It's true: Happiness is contagious
The kids are either back in school or headed that way, with Brain Campaign 2015-16 commencing for most K-12 students throughout Kootenai County on Tuesday.
When we say kids, we include the bigger ones. The ones we should be every bit as grateful for and proud of as the tiny, wide-eyed cuties who will soon be heading to school for the very first time.
Sometimes it takes a fresh perspective to set us straight in our thinking. By a show of hands, how many of you have muttered about how self-absorbed our teenagers are? How lacking in motivation or work ethic they can be? How entitled they might seem? (We're having trouble seeing your hand because ours is in the way.)
For a little attitude adjustment - ours, not the teens' - listen to these perspectives.
One appears as a letter to the editor on this page from a woman moving to the Fort Grounds neighborhood. Beth Jensen is irked and thrilled; irked at the moving company that brought her things to Coeur d'Alene from Connecticut, but thrilled with the young people who helped save moving day for her.

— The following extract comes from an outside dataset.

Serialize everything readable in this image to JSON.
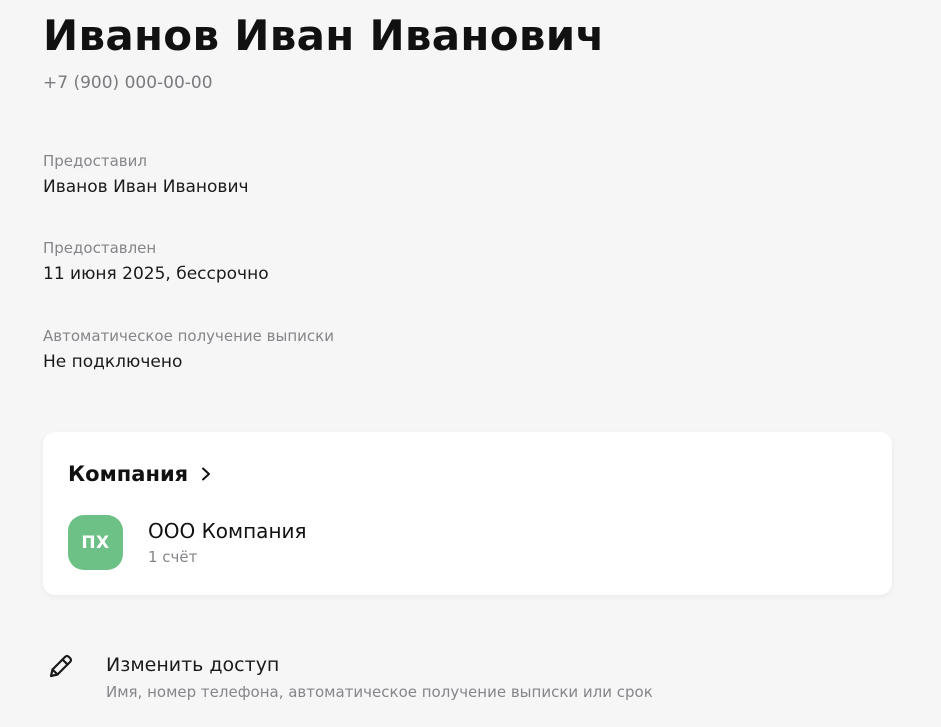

The other perspective comes compliments of Rita Case. Rita is half of one of the country's most successful car sales companies - Rick Case Automotive Group - with Rick, her husband, comprising the other half.
In the October issue of North Idaho Business Journal, you'll be introduced to the Cases, who now live in Coeur d'Alene from mid-May to mid-October before working through the winter in Florida. During their NIBJ interview, the Cases were asked about pleasant surprises they've had here. Rita didn't hesitate.
"Your youth," she said.
Addressing the 15- to 20-year-old crowd specifically, she referred to our big kids as "happy people, happy with life, and that's not the way it is in many other parts of the country. In other places they're upset or they feel entitled or they feel like they don't have a chance. They're angry. Here, your youth are absolutely pleasant, and they're appreciative of the smallest recognition. In a lot of places it's never enough."
Why are we so different, especially when, as Beth Jensen notes, some of these older kids are from somewhere else? We know this sounds corny, but our theory is that in such a beautiful part of the country populated mostly by happy, positive people leading good, productive lives, maybe it's easier for youth to be happy, too. Maybe what's good about this place rubs off.
And maybe some of us codgers should complain less and compliment more.